Multi-Objective Hardware Aware Neural Architecture Search using Hardware Cost Diversity

Hardware-aware Neural Architecture Search approaches (HW-NAS) automate the design of deep learning architectures, tailored specifically to a given target hardware platform. Yet, these techniques demand substantial computational resources, primarily due to the expensive process of assessing the performance of identified architectures. To alleviate this problem, a recent direction in the literature has employed representation similarity metric for efficiently evaluating architecture performance. Nonetheless, since it is inherently a single objective method, it requires multiple runs to identify the optimal architecture set satisfying the diverse hardware cost constraints, thereby increasing the search cost.
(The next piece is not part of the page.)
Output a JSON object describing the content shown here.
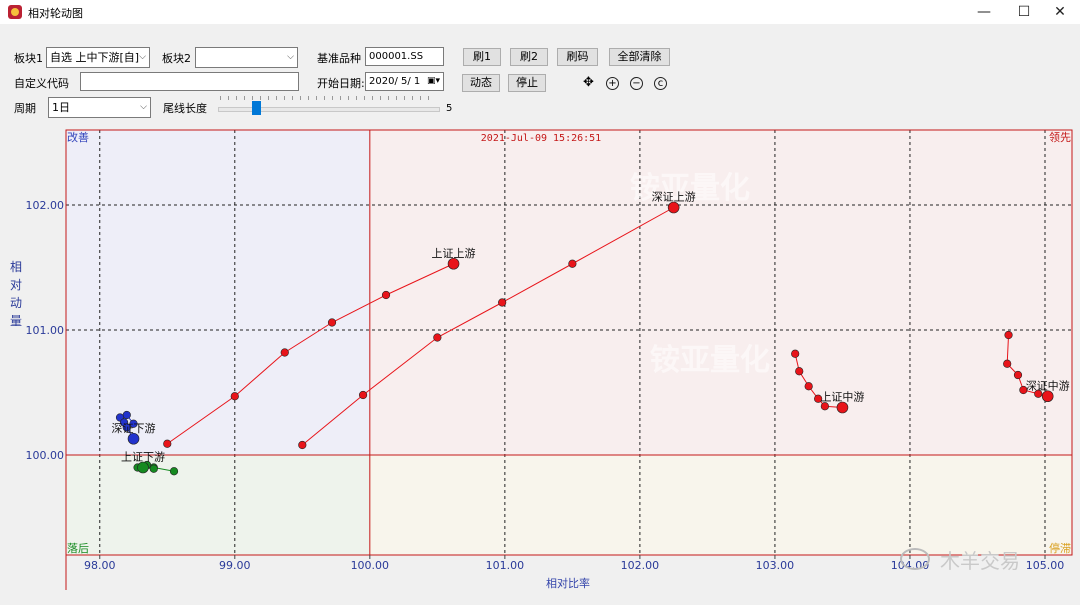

Furthermore, simply converting the single objective into a multi-objective approach results in an under-explored architectural search space. In this study, we propose a Multi-Objective method to address the HW-NAS problem, called MO-HDNAS, to identify the trade-off set of architectures in a single run with low computational cost. This is achieved by optimizing three objectives: maximizing the representation similarity metric, minimizing hardware cost, and maximizing the hardware cost diversity. The third objective, i.e. hardware cost diversity, is used to facilitate a better exploration of the architecture search space. Experimental results demonstrate the effectiveness of our proposed method in efficiently addressing the HW-NAS problem across six edge devices for the image classification task.